Il ne sera pas facile d’accélérer l’offre de soins de santé et d’éducation. Des infrastructures doivent être construites. Les enseignants, médecins et autres prestataires de services doivent être formés, et les formateurs eux-mêmes doivent être formés.
Compte tenu de la vitesse du changement démographique dans de nombreux pays, le défi ne fera qu’augmenter si les autorités tardent. Des plans pluriannuels seront essentiels, équilibrant le compromis entre investir dans l’augmentation de la capacité des services et prioriser leur fourniture à court terme.
Ces investissements sont encore plus critiques lors d’une reprise liée au COVID-19. La pandémie a accru la pression sur les établissements de santé dans la plupart des pays d’Afrique. Pendant ce temps, les jeunes ont manqué l’éducation en raison de l’éloignement social et de la faible capacité d’apprentissage à distance étant donné l’accès limité aux outils de communication numérique, en particulier dans les zones rurales, où de nombreuses personnes travaillent.
Combler les écarts entre les sexes dans l’accès à l’éducation et aux opportunités d’emploi contribuerait également à la transition démographique (grâce à une baisse de la fécondité) et stimulerait la productivité.
Former la prochaine génération ne suffit pas.
Les nouveaux arrivants doivent être jumelés à des opportunités d’emploi ; la croissance des bons emplois ne doit pas seulement s’étendre pour englober une plus grande part de la population existante, elle doit également suivre l’augmentation incessante de nouveaux demandeurs d’emploi.

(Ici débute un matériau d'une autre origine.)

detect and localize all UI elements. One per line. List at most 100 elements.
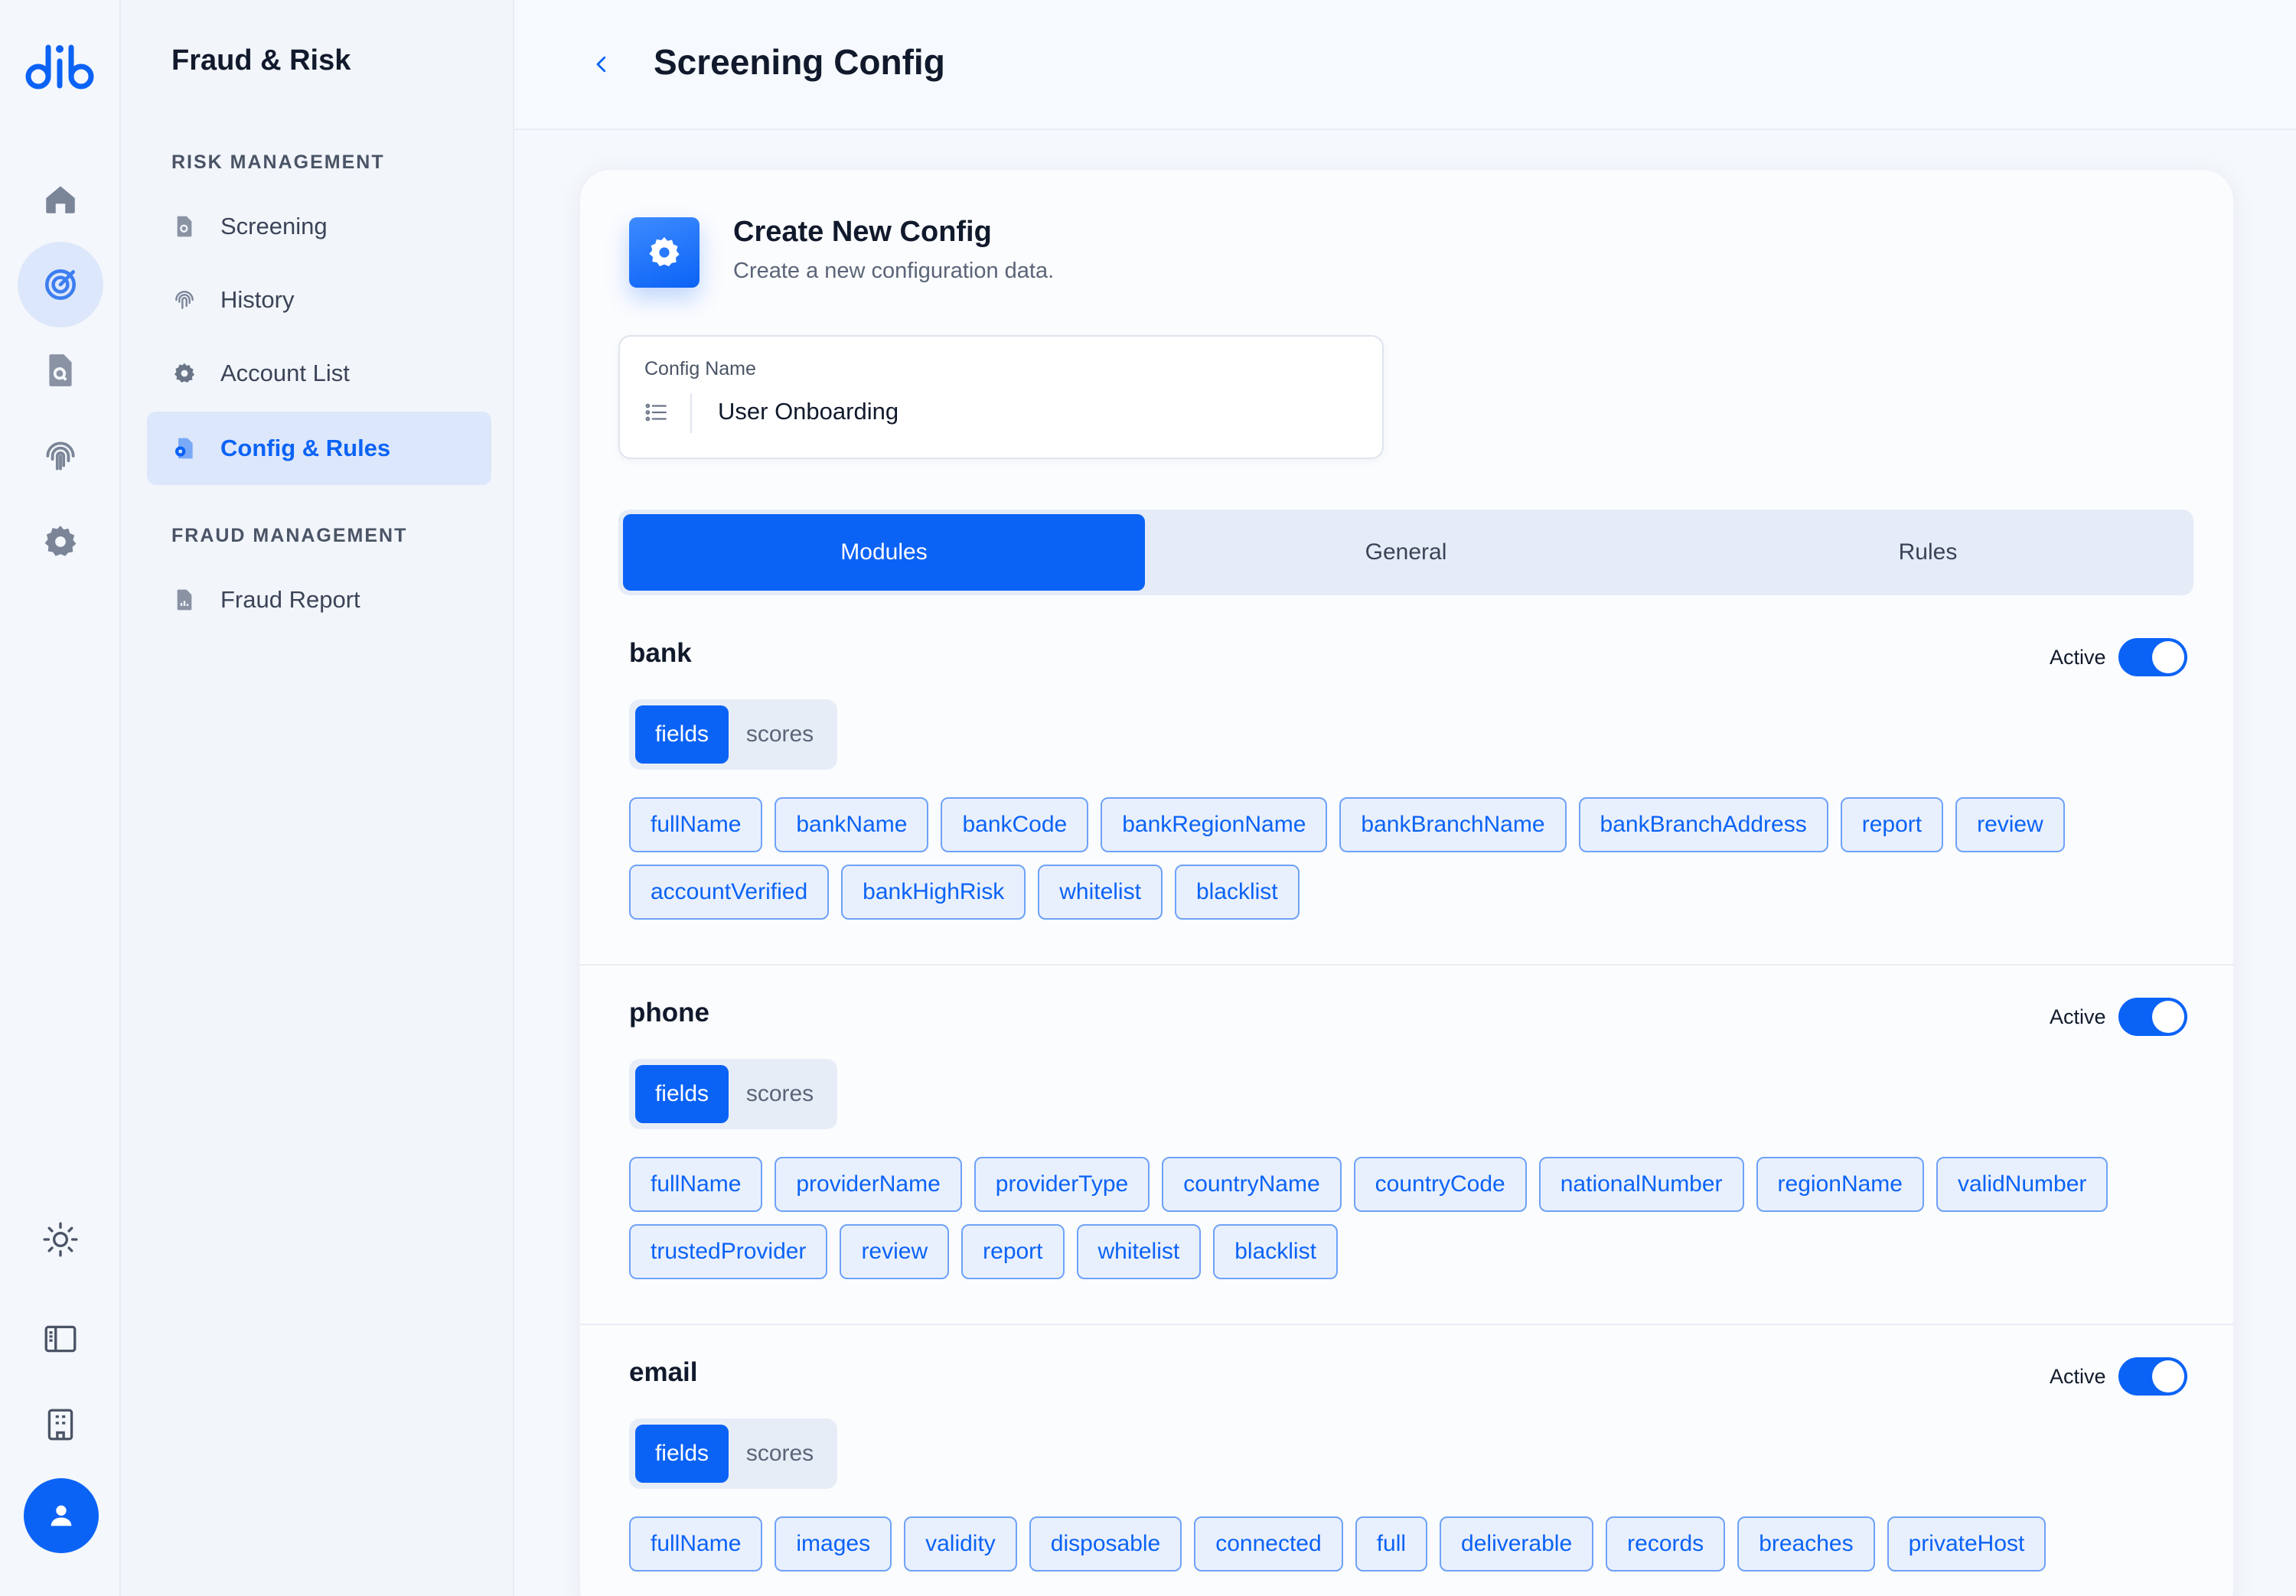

Ces défis peuvent être relevés en libérant le potentiel du secteur privé. Les décideurs devraient cultiver un climat des affaires propice à la croissance et promouvoir les investissements du secteur privé. Cela catalyserait de fortes incitations à l’accumulation de capital pour compléter l’offre croissante de main-d’œuvre.
Auteur : ABEBE AEMRO SELASSIE est directeur du Département Afrique du FMI.